Syd Barrett, Roger Waters e o começo silencioso do fim do Pink Floyd
- Marcello Almeida

- há 1 dia
- 3 min de leitura
Muito antes do colapso, uma frase escrita em tom de brincadeira já antecipava a tensão que dividiria a banda

Quando o Pink Floyd ainda era uma promessa psicodélica em formação, tudo parecia girar em torno de Syd Barrett. Carismático, inventivo e absolutamente imprevisível, ele era o centro criativo da banda. Mas, como tantas histórias do rock, o excesso começou a cobrar seu preço, e, no caso de Barrett, esse preço veio rápido demais.
Entre 67 e 68, seu comportamento mudou drasticamente. O uso constante de LSD, anfetaminas e outras substâncias começou a afetar sua presença em palco e sua capacidade de se comunicar. O produtor Joe Boyd chegou a descrever seu olhar como vazio, como se algo tivesse sido desligado por dentro. Era o tipo de transformação que não se explica de imediatoma, s que todos ao redor percebem.
Só que essa história não começa no colapso. Antes disso, havia convivência. E muita. Nos primeiros anos, a banda vivia uma espécie de rotina boêmia compartilhada entre Londres e Cambridge. Barrett e Roger Waters dividiam não apenas o projeto musical, mas também espaços, ideias e o dia a dia. Era uma proximidade criativa intensa, o tipo de relação que pode tanto fortalecer quanto desgastar.
E, em algum momento, começou a pesar. Em uma carta escrita em 1965 para sua namorada, Barrett deixou escapar algo que, na época, soava quase como piada: “Você pode ter Roger demais, mesmo ele sendo um bom amigo”. A frase, aparentemente leve, carrega hoje um peso diferente. Não como um desabafo dramático, mas como um sinal. Um desses pequenos indícios que só fazem sentido quando vistos depois.
Porque, com o tempo, aquela convivência se tornaria insustentável. À medida que a saúde mental de Barrett se deteriorava, Waters começou a assumir um papel mais controlador dentro da banda.

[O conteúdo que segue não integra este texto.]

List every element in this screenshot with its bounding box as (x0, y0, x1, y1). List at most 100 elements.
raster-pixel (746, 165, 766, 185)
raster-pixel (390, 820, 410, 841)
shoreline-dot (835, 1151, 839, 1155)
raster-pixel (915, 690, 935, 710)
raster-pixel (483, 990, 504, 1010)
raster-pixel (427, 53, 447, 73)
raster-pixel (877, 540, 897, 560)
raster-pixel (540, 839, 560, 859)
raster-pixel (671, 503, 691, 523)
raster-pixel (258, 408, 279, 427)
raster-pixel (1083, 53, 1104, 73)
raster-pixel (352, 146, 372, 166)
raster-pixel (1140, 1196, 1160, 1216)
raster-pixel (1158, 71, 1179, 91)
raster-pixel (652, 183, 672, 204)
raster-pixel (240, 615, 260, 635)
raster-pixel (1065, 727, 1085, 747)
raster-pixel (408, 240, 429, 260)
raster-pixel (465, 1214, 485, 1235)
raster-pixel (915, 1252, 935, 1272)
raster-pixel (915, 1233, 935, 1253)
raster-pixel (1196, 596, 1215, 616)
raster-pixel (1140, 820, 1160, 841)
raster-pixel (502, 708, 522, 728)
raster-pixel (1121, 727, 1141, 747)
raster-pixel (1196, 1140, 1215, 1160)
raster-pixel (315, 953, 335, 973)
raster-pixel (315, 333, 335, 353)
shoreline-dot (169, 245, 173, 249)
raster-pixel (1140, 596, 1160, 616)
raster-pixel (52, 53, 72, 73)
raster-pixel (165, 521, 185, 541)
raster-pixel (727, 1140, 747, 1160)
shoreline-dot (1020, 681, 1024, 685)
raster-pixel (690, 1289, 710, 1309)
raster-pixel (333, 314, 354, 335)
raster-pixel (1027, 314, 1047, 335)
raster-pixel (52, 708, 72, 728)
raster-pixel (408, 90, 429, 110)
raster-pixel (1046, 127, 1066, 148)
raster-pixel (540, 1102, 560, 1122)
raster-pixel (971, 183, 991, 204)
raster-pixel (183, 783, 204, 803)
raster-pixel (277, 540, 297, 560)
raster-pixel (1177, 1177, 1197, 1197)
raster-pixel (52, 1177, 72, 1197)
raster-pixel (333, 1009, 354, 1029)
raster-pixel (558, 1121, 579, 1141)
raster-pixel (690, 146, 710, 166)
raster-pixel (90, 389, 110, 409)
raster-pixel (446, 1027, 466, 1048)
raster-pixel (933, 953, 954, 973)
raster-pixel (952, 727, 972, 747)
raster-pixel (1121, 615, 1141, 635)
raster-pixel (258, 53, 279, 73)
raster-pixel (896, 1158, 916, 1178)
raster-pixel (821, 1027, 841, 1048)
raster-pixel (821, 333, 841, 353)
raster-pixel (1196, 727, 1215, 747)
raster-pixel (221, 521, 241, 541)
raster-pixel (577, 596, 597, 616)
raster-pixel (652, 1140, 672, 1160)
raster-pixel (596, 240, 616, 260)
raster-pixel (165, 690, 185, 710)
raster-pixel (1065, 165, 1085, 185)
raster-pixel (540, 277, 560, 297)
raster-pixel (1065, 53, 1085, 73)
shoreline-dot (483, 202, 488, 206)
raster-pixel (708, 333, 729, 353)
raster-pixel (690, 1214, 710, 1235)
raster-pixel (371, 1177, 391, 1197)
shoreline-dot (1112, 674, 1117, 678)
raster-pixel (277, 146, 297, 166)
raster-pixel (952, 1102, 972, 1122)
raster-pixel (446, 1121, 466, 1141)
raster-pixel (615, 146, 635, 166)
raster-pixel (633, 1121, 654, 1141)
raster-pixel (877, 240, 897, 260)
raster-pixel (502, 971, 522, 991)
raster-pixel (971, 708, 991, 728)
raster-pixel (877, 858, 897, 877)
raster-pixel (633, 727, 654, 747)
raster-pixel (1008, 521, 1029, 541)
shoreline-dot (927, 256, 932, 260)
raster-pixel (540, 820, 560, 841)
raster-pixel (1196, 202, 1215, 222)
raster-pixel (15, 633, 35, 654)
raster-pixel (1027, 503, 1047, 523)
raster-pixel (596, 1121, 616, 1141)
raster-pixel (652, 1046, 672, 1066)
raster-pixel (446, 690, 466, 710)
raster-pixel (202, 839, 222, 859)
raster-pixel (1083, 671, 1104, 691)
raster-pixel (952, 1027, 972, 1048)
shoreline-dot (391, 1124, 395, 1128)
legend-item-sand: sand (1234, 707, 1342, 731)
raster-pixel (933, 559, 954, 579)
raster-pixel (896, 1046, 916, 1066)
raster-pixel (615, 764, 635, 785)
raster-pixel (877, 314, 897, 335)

O equilíbrio se rompeu. O que antes era parceria virou tensão. E o grupo, que dependia daquela conexão, passou a se fragmentar.
O momento mais brutal dessa ruptura veio de forma quase banal. Em relato posterior, David Gilmour lembrou do dia em que decidiram simplesmente não buscar Barrett para um show. Estavam no carro, alguém sugeriu passar para pegá-lo, e a resposta foi direta: melhor não. E seguiram viagem. Sem discussão. Sem despedida.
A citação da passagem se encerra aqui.